Nestlé experts develop new database to better identify more climate-resilient coffee plants. With climate change threatening coffee cultivation, Nestlé experts are exploring how advanced data science and artificial intelligence can be leveraged to help select and breed more climate-resilient plants.
While more than 120 species of coffee exist, around 70% of the world’s coffee production is arabica. However, arabica has a lower tolerance to rising temperatures and is more susceptible to disease than other coffee plants, such as Robusta.

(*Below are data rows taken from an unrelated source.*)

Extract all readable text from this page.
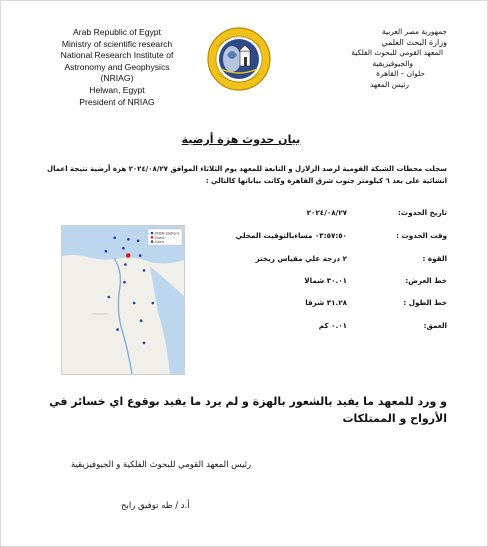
Arab Republic of Egypt
Ministry of scientific research
National Research Institute of
Astronomy and Geophysics
(NRIAG)
Helwan, Egypt
President of NRIAG
جمهورية مصر العربية
وزارة البحث العلمي
المعهد القومي للبحوث الفلكية
والجيوفيزيقية
حلوان – القاهرة
رئيس المعهد
بيان حدوث هزة أرضية
سجلت محطات الشبكة القومية لرصد الزلازل و التابعة للمعهد يوم الثلاثاء الموافق ٢٠٢٤/٠٨/٢٧ هزة أرضية نتيجة اعمال انشائية على بعد ٦ كيلومتر جنوب شرق القاهرة وكانت بياناتها كالتالي :
تاريخ الحدوث:
٢٠٢٤/٠٨/٢٧
وقت الحدوث :
٠٣:٥٧:٥٠ مساءبالتوقيت المحلي
القوة :
٢ درجة علي مقياس ريختر
خط العرض:
٣٠.٠١ شمالا
خط الطول :
٣١.٢٨ شرقا
العمق:
٠.٠١ كم
ENSN Stations
Event
Cairo
و ورد للمعهد ما يفيد بالشعور بالهزة و لم يرد ما يفيد بوقوع اي خسائر في الأرواح و الممتلكات
رئيس المعهد القومي للبحوث الفلكية و الجيوفيزيقية
أ.د / طه توفيق رابح
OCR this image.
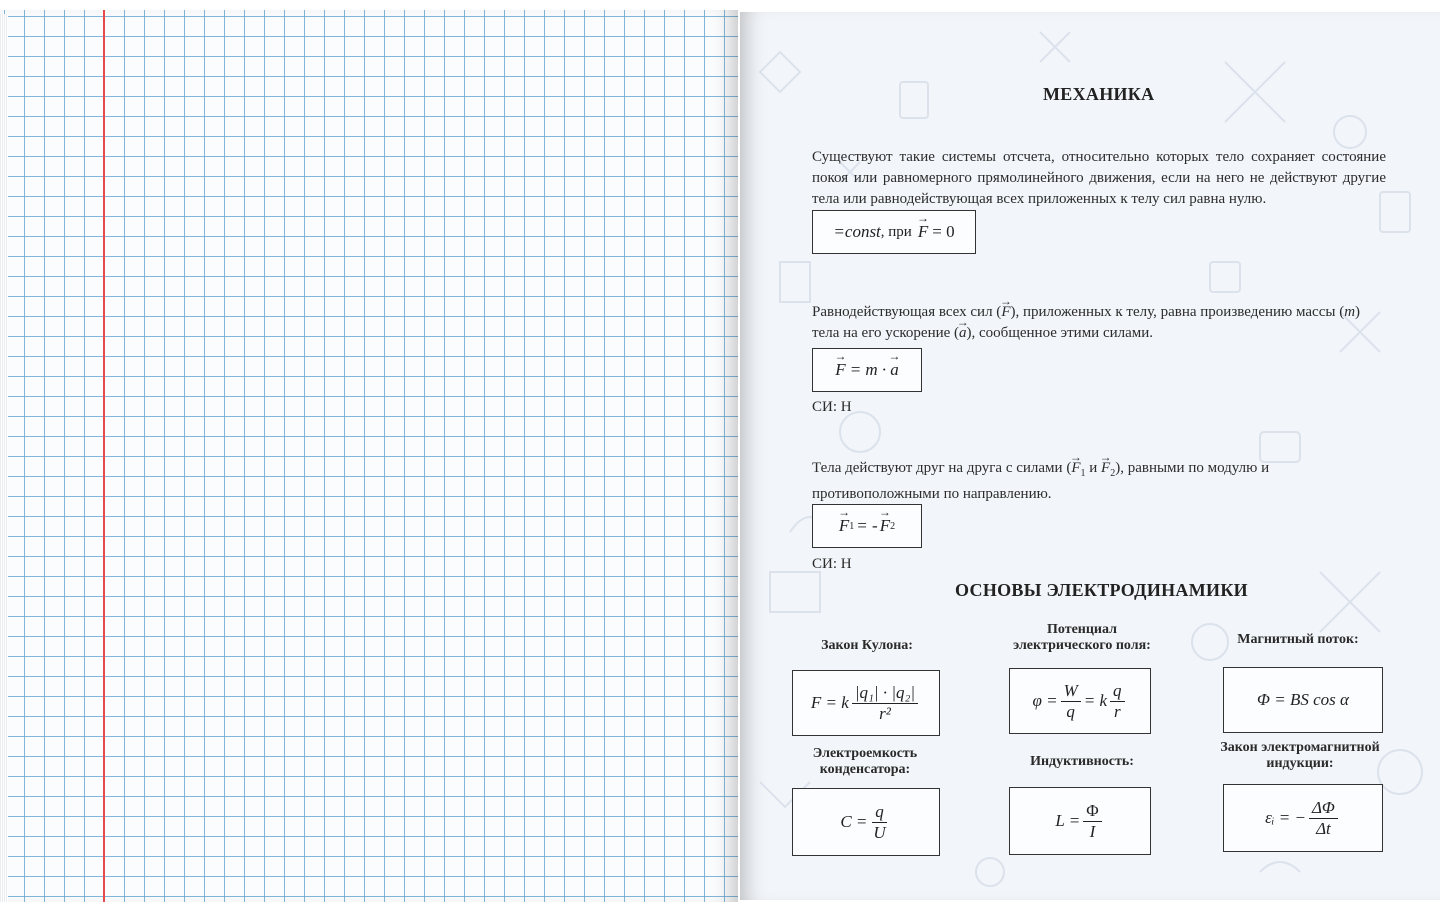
МЕХАНИКА
Существуют такие системы отсчета, относительно которых тело сохраняет состояние покоя или равномерного прямолинейного движения, если на него не действуют другие тела или равнодействующая всех приложенных к телу сил равна нулю.
=const , при → F = 0
Равнодействующая всех сил (→ F), приложенных к телу, равна произведению массы (m) тела на его ускорение (→ a), сообщенное этими силами.
→ F = m · → a
СИ: Н
Тела действуют друг на друга с силами (→ $F_1$ $и \to F_2$), равными по модулю и противоположными по направлению.
→ F 1 = - → F 2
СИ: Н
ОСНОВЫ ЭЛЕКТРОДИНАМИКИ
Закон Кулона:
F = k $\frac{\text{|q₁| · |q₂|}}{\text{r²}}$
Потенциал
электрического поля:
$\varphi = \frac{W}{q} = k \frac{q}{r}$
Магнитный поток:
Φ = BS cos α
Электроемкость
конденсатора:
$C = \frac{q}{U}$
Индуктивность:
$L = \frac{\Phi}{I}$
Закон электромагнитной
индукции:
εᵢ = − $\frac{\Delta\Phi}{\Delta t}$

Additionally, climate change is reducing the amount of arable land it is possible to cultivate coffee on, and water shortages are significantly reducing yields.

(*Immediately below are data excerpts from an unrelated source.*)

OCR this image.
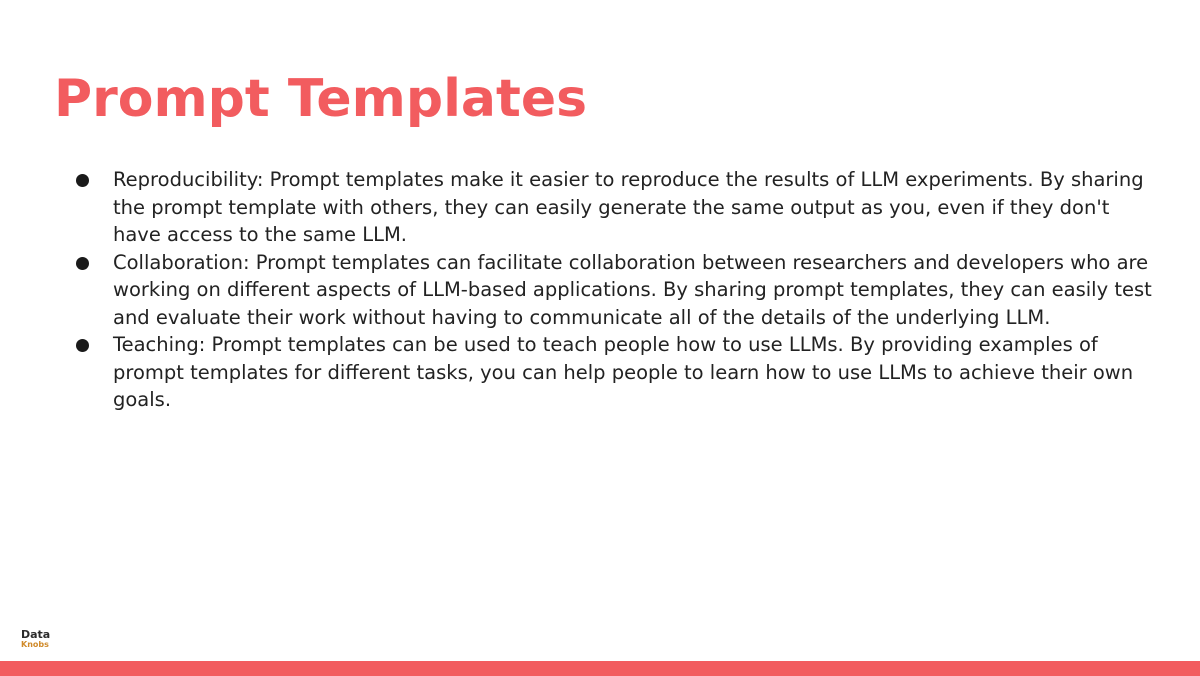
Prompt Templates
Reproducibility: Prompt templates make it easier to reproduce the results of LLM experiments. By sharing the prompt template with others, they can easily generate the same output as you, even if they don't have access to the same LLM.
Collaboration: Prompt templates can facilitate collaboration between researchers and developers who are working on different aspects of LLM-based applications. By sharing prompt templates, they can easily test and evaluate their work without having to communicate all of the details of the underlying LLM.
Teaching: Prompt templates can be used to teach people how to use LLMs. By providing examples of prompt templates for different tasks, you can help people to learn how to use LLMs to achieve their own goals.
Data
Knobs
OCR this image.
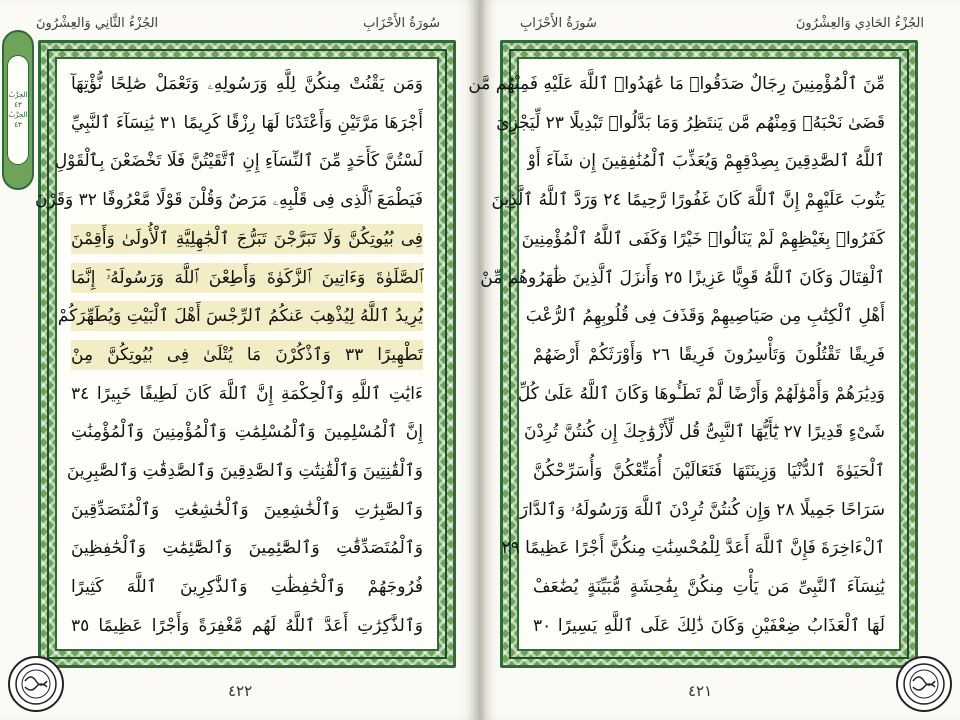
سُورَةُ الأَحْزَابِ
الجُزْءُ الثَّانِي وَالعِشْرُونَ
الحِزْبُ ٤٣
الحِزْبُ ٤٣
وَمَن يَقْنُتْ مِنكُنَّ لِلَّهِ وَرَسُولِهِۦ وَتَعْمَلْ صَٰلِحًا نُّؤْتِهَآ
أَجْرَهَا مَرَّتَيْنِ وَأَعْتَدْنَا لَهَا رِزْقًا كَرِيمًا ٣١ يَٰنِسَآءَ ٱلنَّبِيِّ
لَسْتُنَّ كَأَحَدٍ مِّنَ ٱلنِّسَآءِ إِنِ ٱتَّقَيْتُنَّ فَلَا تَخْضَعْنَ بِٱلْقَوْلِ
فَيَطْمَعَ ٱلَّذِى فِى قَلْبِهِۦ مَرَضٌ وَقُلْنَ قَوْلًا مَّعْرُوفًا ٣٢ وَقَرْنَ
فِى بُيُوتِكُنَّ وَلَا تَبَرَّجْنَ تَبَرُّجَ ٱلْجَٰهِلِيَّةِ ٱلْأُولَىٰ وَأَقِمْنَ
ٱلصَّلَوٰةَ وَءَاتِينَ ٱلزَّكَوٰةَ وَأَطِعْنَ ٱللَّهَ وَرَسُولَهُۥٓ إِنَّمَا
يُرِيدُ ٱللَّهُ لِيُذْهِبَ عَنكُمُ ٱلرِّجْسَ أَهْلَ ٱلْبَيْتِ وَيُطَهِّرَكُمْ
تَطْهِيرًا ٣٣ وَٱذْكُرْنَ مَا يُتْلَىٰ فِى بُيُوتِكُنَّ مِنْ
ءَايَٰتِ ٱللَّهِ وَٱلْحِكْمَةِ إِنَّ ٱللَّهَ كَانَ لَطِيفًا خَبِيرًا ٣٤
إِنَّ ٱلْمُسْلِمِينَ وَٱلْمُسْلِمَٰتِ وَٱلْمُؤْمِنِينَ وَٱلْمُؤْمِنَٰتِ
وَٱلْقَٰنِتِينَ وَٱلْقَٰنِتَٰتِ وَٱلصَّٰدِقِينَ وَٱلصَّٰدِقَٰتِ وَٱلصَّٰبِرِينَ
وَٱلصَّٰبِرَٰتِ وَٱلْخَٰشِعِينَ وَٱلْخَٰشِعَٰتِ وَٱلْمُتَصَدِّقِينَ
وَٱلْمُتَصَدِّقَٰتِ وَٱلصَّٰٓئِمِينَ وَٱلصَّٰٓئِمَٰتِ وَٱلْحَٰفِظِينَ
فُرُوجَهُمْ وَٱلْحَٰفِظَٰتِ وَٱلذَّٰكِرِينَ ٱللَّهَ كَثِيرًا
وَٱلذَّٰكِرَٰتِ أَعَدَّ ٱللَّهُ لَهُم مَّغْفِرَةً وَأَجْرًا عَظِيمًا ٣٥
٤٢٢
الجُزْءُ الحَادِي وَالعِشْرُونَ
سُورَةُ الأَحْزَابِ
مِّنَ ٱلْمُؤْمِنِينَ رِجَالٌ صَدَقُوا۟ مَا عَٰهَدُوا۟ ٱللَّهَ عَلَيْهِ فَمِنْهُم مَّن
قَضَىٰ نَحْبَهُۥ وَمِنْهُم مَّن يَنتَظِرُ وَمَا بَدَّلُوا۟ تَبْدِيلًا ٢٣ لِّيَجْزِىَ
ٱللَّهُ ٱلصَّٰدِقِينَ بِصِدْقِهِمْ وَيُعَذِّبَ ٱلْمُنَٰفِقِينَ إِن شَآءَ أَوْ
يَتُوبَ عَلَيْهِمْ إِنَّ ٱللَّهَ كَانَ غَفُورًا رَّحِيمًا ٢٤ وَرَدَّ ٱللَّهُ ٱلَّذِينَ
كَفَرُوا۟ بِغَيْظِهِمْ لَمْ يَنَالُوا۟ خَيْرًا وَكَفَى ٱللَّهُ ٱلْمُؤْمِنِينَ
ٱلْقِتَالَ وَكَانَ ٱللَّهُ قَوِيًّا عَزِيزًا ٢٥ وَأَنزَلَ ٱلَّذِينَ ظَٰهَرُوهُم مِّنْ
أَهْلِ ٱلْكِتَٰبِ مِن صَيَاصِيهِمْ وَقَذَفَ فِى قُلُوبِهِمُ ٱلرُّعْبَ
فَرِيقًا تَقْتُلُونَ وَتَأْسِرُونَ فَرِيقًا ٢٦ وَأَوْرَثَكُمْ أَرْضَهُمْ
وَدِيَٰرَهُمْ وَأَمْوَٰلَهُمْ وَأَرْضًا لَّمْ تَطَـُٔوهَا وَكَانَ ٱللَّهُ عَلَىٰ كُلِّ
شَىْءٍ قَدِيرًا ٢٧ يَٰٓأَيُّهَا ٱلنَّبِىُّ قُل لِّأَزْوَٰجِكَ إِن كُنتُنَّ تُرِدْنَ
ٱلْحَيَوٰةَ ٱلدُّنْيَا وَزِينَتَهَا فَتَعَالَيْنَ أُمَتِّعْكُنَّ وَأُسَرِّحْكُنَّ
سَرَاحًا جَمِيلًا ٢٨ وَإِن كُنتُنَّ تُرِدْنَ ٱللَّهَ وَرَسُولَهُۥ وَٱلدَّارَ
ٱلْءَاخِرَةَ فَإِنَّ ٱللَّهَ أَعَدَّ لِلْمُحْسِنَٰتِ مِنكُنَّ أَجْرًا عَظِيمًا ٢٩
يَٰنِسَآءَ ٱلنَّبِىِّ مَن يَأْتِ مِنكُنَّ بِفَٰحِشَةٍ مُّبَيِّنَةٍ يُضَٰعَفْ
لَهَا ٱلْعَذَابُ ضِعْفَيْنِ وَكَانَ ذَٰلِكَ عَلَى ٱللَّهِ يَسِيرًا ٣٠
٤٢١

To help ensure a sustainable future for coffee cultivation, and support farmer livelihoods, Nestlé plant scientists are exploring new, higher yielding arabica varieties with greater resistance to disease and drought.
As part of this work, the experts have developed a very high quality arabica reference genome using advanced data science methods. The reference genome, which is available in a publicly available digital database, makes it easier to analyze different traits of coffee varieties to identify specific traits such as better yield, coffee cherry size and greater resilience to disease or drought, as well as flavor or aroma characteristics.

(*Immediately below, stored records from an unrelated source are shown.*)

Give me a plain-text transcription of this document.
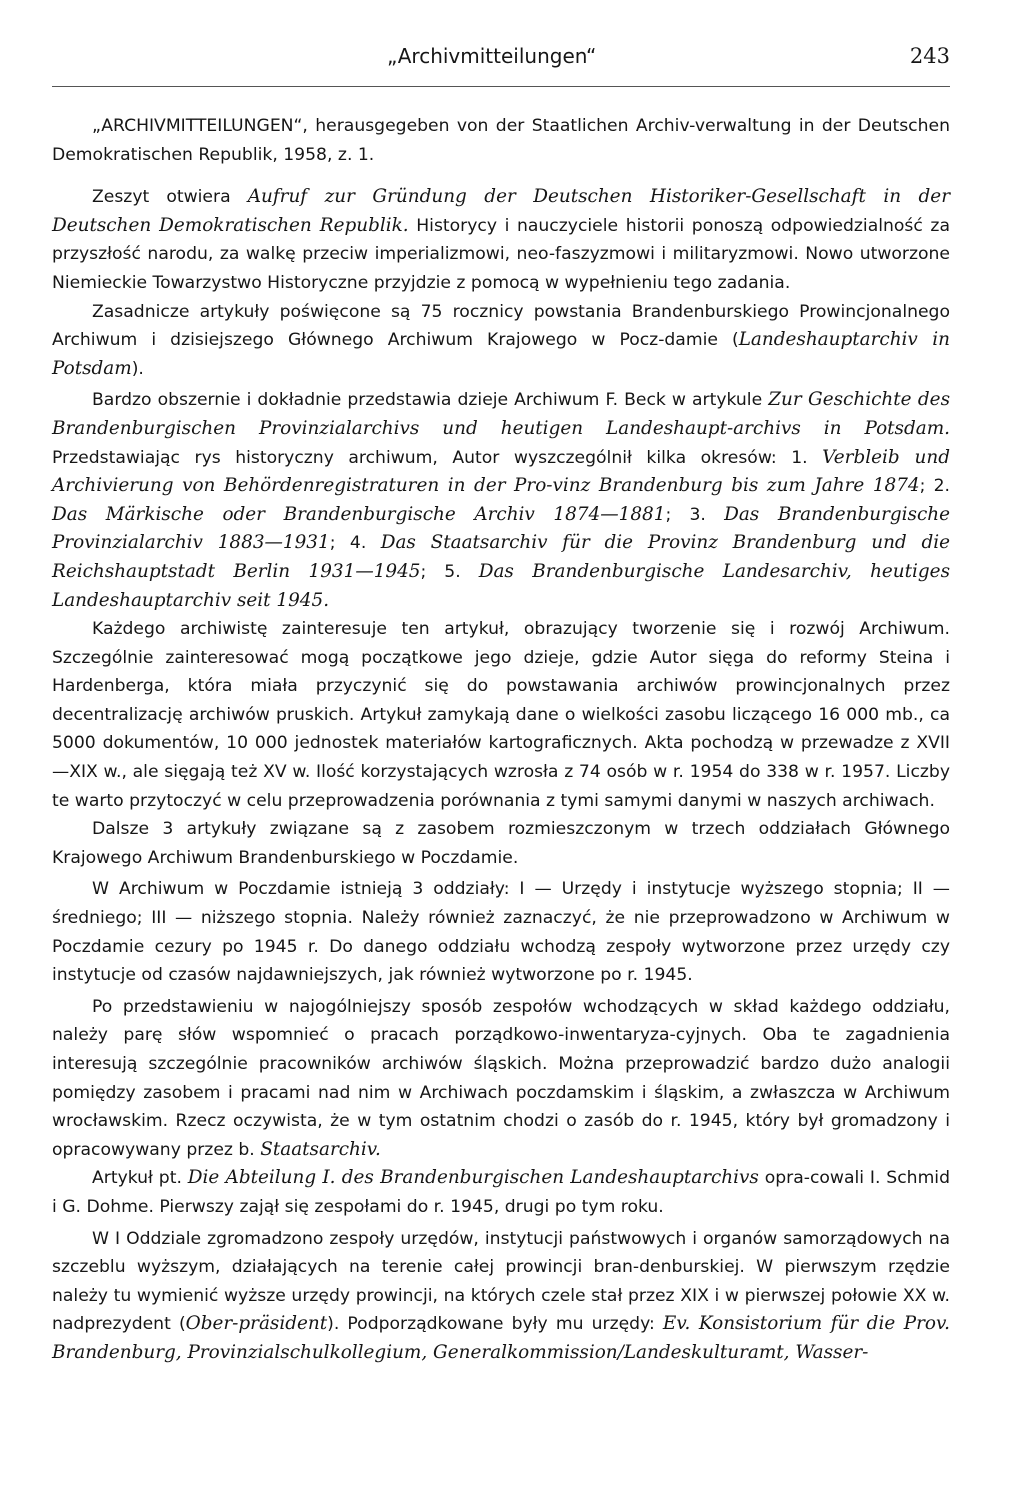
„Archivmitteilungen“	243

„ARCHIVMITTEILUNGEN“, herausgegeben von der Staatlichen Archiv-verwaltung in der Deutschen Demokratischen Republik, 1958, z. 1.

Zeszyt otwiera Aufruf zur Gründung der Deutschen Historiker-Gesellschaft in der Deutschen Demokratischen Republik. Historycy i nauczyciele historii ponoszą odpowiedzialność za przyszłość narodu, za walkę przeciw imperializmowi, neo-faszyzmowi i militaryzmowi. Nowo utworzone Niemieckie Towarzystwo Historyczne przyjdzie z pomocą w wypełnieniu tego zadania.

Zasadnicze artykuły poświęcone są 75 rocznicy powstania Brandenburskiego Prowincjonalnego Archiwum i dzisiejszego Głównego Archiwum Krajowego w Pocz-damie (Landeshauptarchiv in Potsdam).

Bardzo obszernie i dokładnie przedstawia dzieje Archiwum F. Beck w artykule Zur Geschichte des Brandenburgischen Provinzialarchivs und heutigen Landeshaupt-archivs in Potsdam. Przedstawiając rys historyczny archiwum, Autor wyszczególnił kilka okresów: 1. Verbleib und Archivierung von Behördenregistraturen in der Pro-vinz Brandenburg bis zum Jahre 1874; 2. Das Märkische oder Brandenburgische Archiv 1874—1881; 3. Das Brandenburgische Provinzialarchiv 1883—1931; 4. Das Staatsarchiv für die Provinz Brandenburg und die Reichshauptstadt Berlin 1931—1945; 5. Das Brandenburgische Landesarchiv, heutiges Landeshauptarchiv seit 1945.

Każdego archiwistę zainteresuje ten artykuł, obrazujący tworzenie się i rozwój Archiwum. Szczególnie zainteresować mogą początkowe jego dzieje, gdzie Autor sięga do reformy Steina i Hardenberga, która miała przyczynić się do powstawania archiwów prowincjonalnych przez decentralizację archiwów pruskich. Artykuł zamykają dane o wielkości zasobu liczącego 16 000 mb., ca 5000 dokumentów, 10 000 jednostek materiałów kartograficznych. Akta pochodzą w przewadze z XVII—XIX w., ale sięgają też XV w. Ilość korzystających wzrosła z 74 osób w r. 1954 do 338 w r. 1957. Liczby te warto przytoczyć w celu przeprowadzenia porównania z tymi samymi danymi w naszych archiwach.

Dalsze 3 artykuły związane są z zasobem rozmieszczonym w trzech oddziałach Głównego Krajowego Archiwum Brandenburskiego w Poczdamie.

W Archiwum w Poczdamie istnieją 3 oddziały: I — Urzędy i instytucje wyższego stopnia; II — średniego; III — niższego stopnia. Należy również zaznaczyć, że nie przeprowadzono w Archiwum w Poczdamie cezury po 1945 r. Do danego oddziału wchodzą zespoły wytworzone przez urzędy czy instytucje od czasów najdawniejszych, jak również wytworzone po r. 1945.

Po przedstawieniu w najogólniejszy sposób zespołów wchodzących w skład każdego oddziału, należy parę słów wspomnieć o pracach porządkowo-inwentaryza-cyjnych. Oba te zagadnienia interesują szczególnie pracowników archiwów śląskich. Można przeprowadzić bardzo dużo analogii pomiędzy zasobem i pracami nad nim w Archiwach poczdamskim i śląskim, a zwłaszcza w Archiwum wrocławskim. Rzecz oczywista, że w tym ostatnim chodzi o zasób do r. 1945, który był gromadzony i opracowywany przez b. Staatsarchiv.

Artykuł pt. Die Abteilung I. des Brandenburgischen Landeshauptarchivs opra-cowali I. Schmid i G. Dohme. Pierwszy zajął się zespołami do r. 1945, drugi po tym roku.

W I Oddziale zgromadzono zespoły urzędów, instytucji państwowych i organów samorządowych na szczeblu wyższym, działających na terenie całej prowincji bran-denburskiej. W pierwszym rzędzie należy tu wymienić wyższe urzędy prowincji, na których czele stał przez XIX i w pierwszej połowie XX w. nadprezydent (Ober-präsident). Podporządkowane były mu urzędy: Ev. Konsistorium für die Prov. Brandenburg, Provinzialschulkollegium, Generalkommission/Landeskulturamt, Wasser-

Jeroen Dijkman, Head of Nestlé’s Institute of Agricultural Sciences, said: “In simple terms, our new reference is like a high-quality map of a big city. It will help us identify key genetic markers in the arabica genome that are responsible for specific traits in adult plants. This will help our plant scientists, and other experts to better identify, select and breed new and improved arabica coffee varieties.”
The reference genome represents a significant advancement in the field of plant research. The innovative work was recently published in Nature Genetics, a high impact scientific journal.
Patrick Descombes, Senior Expert in Genomics at Nestlé Research, and one of the paper’s co-authors, said: “While other public references for arabica do exist, the quality of our team’s work is extremely high. We used state-of-the-art genomics approaches – including long and short reads high throughput sequencing – to create an advanced, complete and continuous arabica reference.”